Joginder Singh was mightily fed up. He developed an absolute aversion to short stories. Tirpathi’s leather bag, puffed up like some moneylender’s protruding belly, became a source of unending torment. Every evening, as he was returning from work, the fear that he might run into Tirpathi the moment he stepped through the doorway gripped his heart. When he reached home, they would exchange a few words and Tirpathi would open his bag and subject Joginder Singh to a couple of his short stories.
Had Joginder Singh not been a progressive, he would have told his guest flatly, ‘Enough, enough, Tirpathi Sahib, that’s quite enough. I have no more strength left to listen to your stories. Please . . .’ But he thought, ‘No, no, I’m a progressive. I shouldn’t say this. It’s my own fault that I no longer like his stories. They must have something good in them. After all, I did like his stories before. In fact, I thought they were excellent. I . . . I’ve become biased.’

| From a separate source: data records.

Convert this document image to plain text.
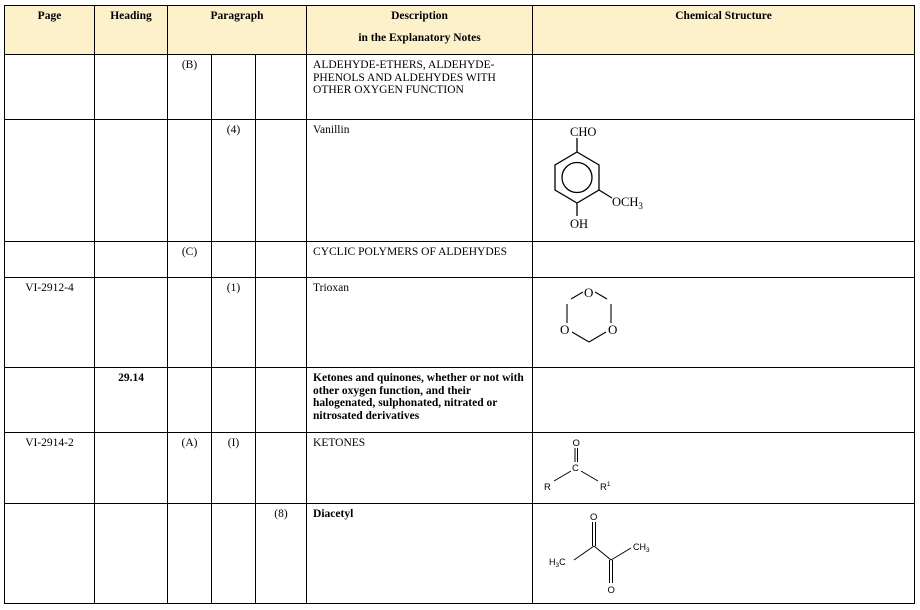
Page	Heading	Paragraph			Description
in the Explanatory Notes	Chemical Structure
		(B)			ALDEHYDE-ETHERS, ALDEHYDE-PHENOLS AND ALDEHYDES WITH OTHER OXYGEN FUNCTION	
			(4)		Vanillin	CHO
$OCH_3$
OH

		(C)			CYCLIC POLYMERS OF ALDEHYDES	
VI-2912-4			(1)		Trioxan	O
O O

	29.14				Ketones and quinones, whether or not with other oxygen function, and their halogenated, sulphonated, nitrated or nitrosated derivatives	
VI-2914-2		(A)	(I)		KETONES	O
C
R $R^1$

				(8)	Diacetyl	O
O
$H_3C$
$CH_3$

For one whole week this conflict continued to ravage Joginder Singh’s progressive mind. He thought so hard and so much that he reached a point where he couldn’t think any more. All kinds of thoughts assailed his mind, but he’d lost the ability to sort them out properly. Slowly his confusion grew so intense and unforgiving that he began to hallucinate: he imagined he was stranded in a gigantic house during a hurricane, the numerous windows being blown open by gusts of merciless wind and he didn’t know how to close them all at once.
A full twenty days passed but Tirpathi showed no sign of leaving. Joginder Singh began to feel edgy. Every evening when Tirpathi treated him to a fresh story he’d written during the day, Joginder only heard flies buzzing in his ears and his mind began to wander.
One evening Tirpathi read out a brand new story that focused on the sexual relations of a man and a woman. Joginder Singh was shocked to realize that for exactly three weeks he had spent every night sleeping under the same covers with a long-bearded man rather than with his own wife. The thought stirred up a veritable riot inside of him, at least for a moment. ‘Heavens, what a guest I’m stuck with!’ he said to himself. ‘Is he a leech or something? Why doesn’t he leave? And why am I forgetting his Begum Sahiba and daughter. The whole family has moved in. He hasn’t even considered that it will crush us poor people. I’m an ordinary employee of the post office. All I make is fifty rupees a month. How long will I have to play host to him? And listen to his short stories that just keep coming one after the other? I’m a human being after all, not some metal footlocker. And worst of all, I can’t even sleep with my wife. These long winter nights, my God, how they’ve been wasted!’